Masih menurut Muadz, sebaiknya para perempuan yang berada di jalan saat malam tanpa di sertai mahromnya (anggota keluarganya-red) karena jika tidak ada mahrom sangat memungkinkan timbul fitnah. “Dalam studi dan penelitian saya, di Bogor ketika ada hari AIDS sedunia, ada sebuah LSM yang gencar mengkampanyekan budaya liberal dengan namanya LSM LGBT (Lesbian, Gay, Biseksual dan Transeksual). Jadi kan aneh, ternyata yang mengkampanyekan hari AIDS ternyata adalah orang-orang yang bermasalah. Anehnya didukung oleh pemerintah kota,” imbuhnya lagi.
Menanggapi informasi dan fakta yang mengerikan tersebut, KH. Adam Ibrahim [Ketua MUI Kota Bogor] menyatakan sangat terkejut. Bahkan Kyai Adam mempertanyakan ulang apakah betul ada tempat prostitusi di belakang Masjid Raya Bogor yang sekaligus Markaz Islam Bogor. Sesepuh Bogor inipun mengapresiasi kegiatan sarasehan yang digagas oleh HTI ini. “Saya mengucapkan terima kasih kepada HTI yang sudah peduli terhadap persoalan sosial, dalam hal ini prostitusi seks online yang ramai dibicarakan beberapa waktu yang lalu. Walaupun kami juga merencanakan akan membahas persoalan ini beserta pemerintah, ormas islam dan stakeholder lainnya. Tak terkecuali HTI kita undang nantinya,” tegasnya.
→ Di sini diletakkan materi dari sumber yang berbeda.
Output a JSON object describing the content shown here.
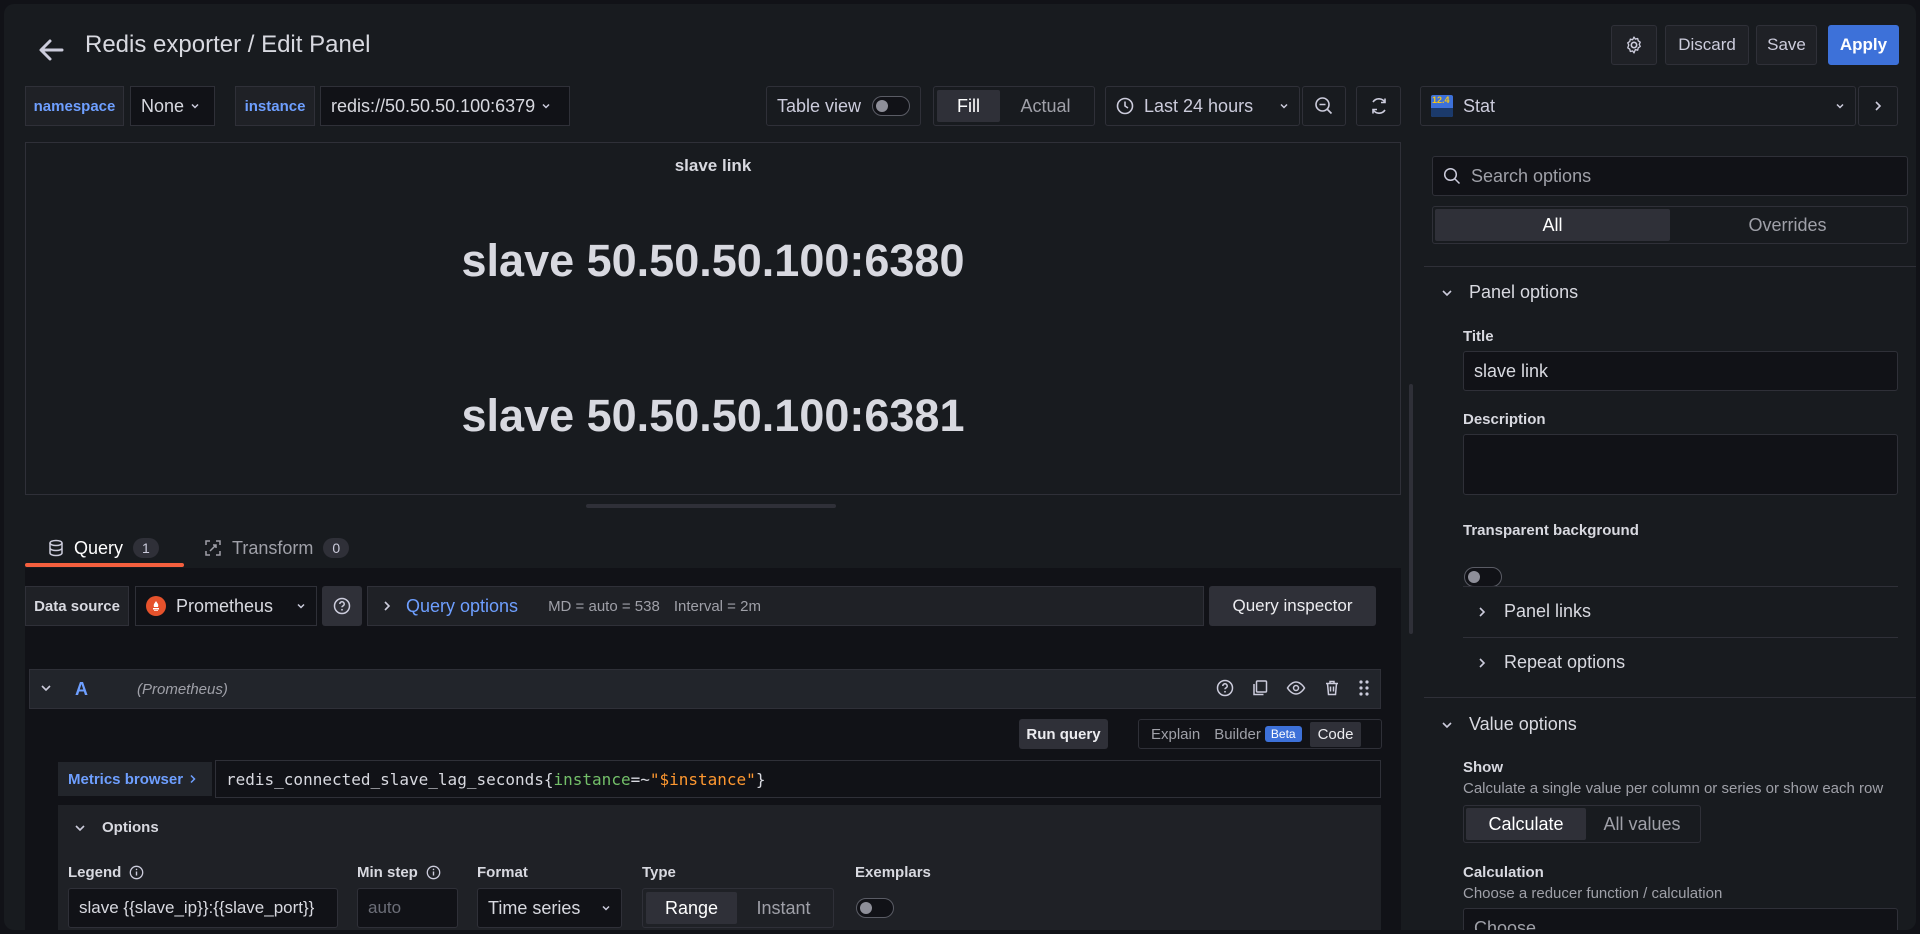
{
  "header": {
    "title": "Redis exporter / Edit Panel",
    "discard_label": "Discard",
    "save_label": "Save",
    "apply_label": "Apply"
  },
  "variables": [
    {
      "label": "namespace",
      "value": "None"
    },
    {
      "label": "instance",
      "value": "redis://50.50.50.100:6379"
    }
  ],
  "toolbar": {
    "table_view_label": "Table view",
    "fill_label": "Fill",
    "actual_label": "Actual",
    "time_range": "Last 24 hours"
  },
  "viz_picker": {
    "icon_text": "12.4",
    "label": "Stat"
  },
  "preview": {
    "title": "slave link",
    "values": [
      "slave 50.50.50.100:6380",
      "slave 50.50.50.100:6381"
    ]
  },
  "query_tabs": [
    {
      "label": "Query",
      "count": "1"
    },
    {
      "label": "Transform",
      "count": "0"
    }
  ],
  "datasource": {
    "label": "Data source",
    "name": "Prometheus",
    "query_options_label": "Query options",
    "md": "MD = auto = 538",
    "interval": "Interval = 2m",
    "inspector_label": "Query inspector"
  },
  "query": {
    "ref_id": "A",
    "source": "(Prometheus)",
    "run_label": "Run query",
    "explain_label": "Explain",
    "builder_label": "Builder",
    "beta_label": "Beta",
    "code_label": "Code",
    "metrics_browser_label": "Metrics browser",
    "expr_metric": "redis_connected_slave_lag_seconds{",
    "expr_key": "instance",
    "expr_op": "=~",
    "expr_val": "\"$instance\"",
    "expr_close": "}"
  },
  "options": {
    "title": "Options",
    "legend_label": "Legend",
    "legend_value": "slave {{slave_ip}}:{{slave_port}}",
    "minstep_label": "Min step",
    "minstep_placeholder": "auto",
    "format_label": "Format",
    "format_value": "Time series",
    "type_label": "Type",
    "range_label": "Range",
    "instant_label": "Instant",
    "exemplars_label": "Exemplars"
  },
  "side": {
    "search_placeholder": "Search options",
    "tab_all": "All",
    "tab_overrides": "Overrides",
    "panel_options": "Panel options",
    "title_label": "Title",
    "title_value": "slave link",
    "description_label": "Description",
    "transparent_label": "Transparent background",
    "panel_links": "Panel links",
    "repeat_options": "Repeat options",
    "value_options": "Value options",
    "show_label": "Show",
    "show_desc": "Calculate a single value per column or series or show each row",
    "calculate_label": "Calculate",
    "all_values_label": "All values",
    "calculation_label": "Calculation",
    "calculation_desc": "Choose a reducer function / calculation",
    "choose_placeholder": "Choose"
  },
  "colors": {
    "accent": "#3d71d9",
    "link": "#6e9fff",
    "tab_underline": "#f55f3e",
    "prometheus": "#e6522c"
  }
}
Kyai Adam menyatakan bahwa para ulama memang sudah mengetahui persoalan yang disampaikan pada sarasehan ini. Namun tidak detil sebagaimana para panelis. Oleh karena itu Ketua MUI ini pun sangat berterima kasih atas masukan dari para tokoh yang hadir, sehingga nanti MUI bisa lebih tegas dan berani menyampaikan itu semua kepada masyarakat dan pemerintah. “MUI menyerukan agar para orang tua meningkatkan kepedulian kepada putra-putri nya agar terhindar dari pergaulan bebas. Selain itu saya pun yakin bahwa sistem Demokrasi Kapitalisme saat ini telah gagal memberikan kesejahteraan dan kebaikan kepada masyarakat. Dan hanya Islam lah yang memberikan gambaran utuh mengenai semua. HTI adalah ormas yang siap untuk menerapkan Syariah dalam sistem Khilafah,” tegasnya.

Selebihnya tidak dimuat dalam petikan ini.